The vineyard was in its second year of organic farming. The location is in the Oak Knoll District, with Coombs gravelly loam soil and the AVA's typically cool microclimate on nearly flat terrain. Syrah, Cabernet Franc and Merlot vines grow on a few different trellis setups here. The row of 9-year-old Merlot that we picked from was clone 181 planted on 3309 rootstock and trained on a lyre system with vines spaced 10 feet by 4 feet, trained onto wires held by 36-inch cross-arms at the bottom and 52-inch cross-arms at the top. Kevin Corley said the yield is typically 4 tons per acre.
We harvested on Oct. 23, having waited about as long as possible for the vineyard to dry out and hoping for the fruit to increase in sugar after the rain. Some evidence of white mold was beginning to show here and there, and berries were beginning to fall off the clusters when a vine was shaken. But the skins were intact and the flavors tasted fresh, so when Kevin Corley advised that waiting any longer would not help we harvested.

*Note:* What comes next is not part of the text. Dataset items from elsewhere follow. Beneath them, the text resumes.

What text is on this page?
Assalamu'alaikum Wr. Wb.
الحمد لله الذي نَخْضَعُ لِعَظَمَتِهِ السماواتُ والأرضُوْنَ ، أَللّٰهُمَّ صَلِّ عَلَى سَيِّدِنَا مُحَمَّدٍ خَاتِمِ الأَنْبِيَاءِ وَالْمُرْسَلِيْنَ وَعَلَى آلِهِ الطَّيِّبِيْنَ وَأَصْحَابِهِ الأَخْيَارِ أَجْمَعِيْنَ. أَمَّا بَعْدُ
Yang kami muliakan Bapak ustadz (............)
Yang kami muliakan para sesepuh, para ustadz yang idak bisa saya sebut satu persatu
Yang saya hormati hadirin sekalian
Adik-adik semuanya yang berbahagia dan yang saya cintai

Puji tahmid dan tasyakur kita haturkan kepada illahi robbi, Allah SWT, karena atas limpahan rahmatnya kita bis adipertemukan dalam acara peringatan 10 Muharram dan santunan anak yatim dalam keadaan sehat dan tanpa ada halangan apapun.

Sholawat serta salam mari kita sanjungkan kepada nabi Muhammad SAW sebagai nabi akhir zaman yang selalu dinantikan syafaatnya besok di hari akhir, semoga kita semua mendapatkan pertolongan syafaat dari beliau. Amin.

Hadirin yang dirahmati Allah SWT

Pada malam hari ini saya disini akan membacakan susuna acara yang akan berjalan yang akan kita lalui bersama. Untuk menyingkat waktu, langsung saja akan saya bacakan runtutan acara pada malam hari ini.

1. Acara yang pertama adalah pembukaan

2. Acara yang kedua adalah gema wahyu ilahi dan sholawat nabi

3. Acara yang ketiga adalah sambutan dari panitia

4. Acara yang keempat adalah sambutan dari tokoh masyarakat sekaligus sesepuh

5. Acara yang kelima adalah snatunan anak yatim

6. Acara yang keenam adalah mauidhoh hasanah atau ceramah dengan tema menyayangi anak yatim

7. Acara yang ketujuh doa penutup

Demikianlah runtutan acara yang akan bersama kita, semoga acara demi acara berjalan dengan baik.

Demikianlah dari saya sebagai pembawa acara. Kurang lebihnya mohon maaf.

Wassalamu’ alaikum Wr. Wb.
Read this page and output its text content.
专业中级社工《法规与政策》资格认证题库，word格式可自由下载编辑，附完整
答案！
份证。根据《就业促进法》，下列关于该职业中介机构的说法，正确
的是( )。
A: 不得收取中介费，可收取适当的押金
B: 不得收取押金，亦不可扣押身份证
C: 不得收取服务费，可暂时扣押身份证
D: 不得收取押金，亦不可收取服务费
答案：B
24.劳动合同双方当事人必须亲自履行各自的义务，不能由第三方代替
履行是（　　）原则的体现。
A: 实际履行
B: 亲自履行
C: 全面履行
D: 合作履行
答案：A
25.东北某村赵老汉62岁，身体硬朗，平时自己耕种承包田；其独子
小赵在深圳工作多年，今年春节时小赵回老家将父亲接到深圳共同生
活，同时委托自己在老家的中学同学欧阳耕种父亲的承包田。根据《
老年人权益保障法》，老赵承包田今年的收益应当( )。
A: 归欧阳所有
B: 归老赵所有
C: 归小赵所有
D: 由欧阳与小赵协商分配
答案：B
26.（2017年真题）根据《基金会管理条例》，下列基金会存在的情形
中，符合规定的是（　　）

Under the watchful eye of the Corleys' long-time vineyard manager, Angel Avina, we picked into lug boxes and dumped the grapes into a macro bin on a flatbed truck at the end of the row. It was a quick trip to the Monticello winery across the road, where we processed the fruit on a new, efficient sorting setup that winemaker Chris Corley was trying out.
We pitch-forked the fruit onto a conveyor, which then released it into a gentle destemmer and sorting operation that enabled five people at a time to sort out all jacks and material other than grapes. The final sugar reading was 22.9 degrees Brix, and the fruit was very clean, smelled fresh and didn't appear to have suffered from the wet spell and late harvest. With the help of ropes, a tarp and plenty of duct tape, we secured our must in a macro bin in the back of a pickup, and drove it to about 35 miles to San Anselmo in Marin County, where the owner and winemaker of Ross Valley Winery, Paul Kreider, accepted it for fermentation. About two weeks later the wine had gone dry and was successfully pressed into a small tank to let the gross lees settle before racking into a five-year French barrel refurbished by Cryo Clean Barrel Blasting and outfitted with a stave insert array designed to give the effect of 40% new oak. Wines & Vines thanks our partners in this winemaking venture. We hope to provide readers an update on the quality of the wine later as it ages.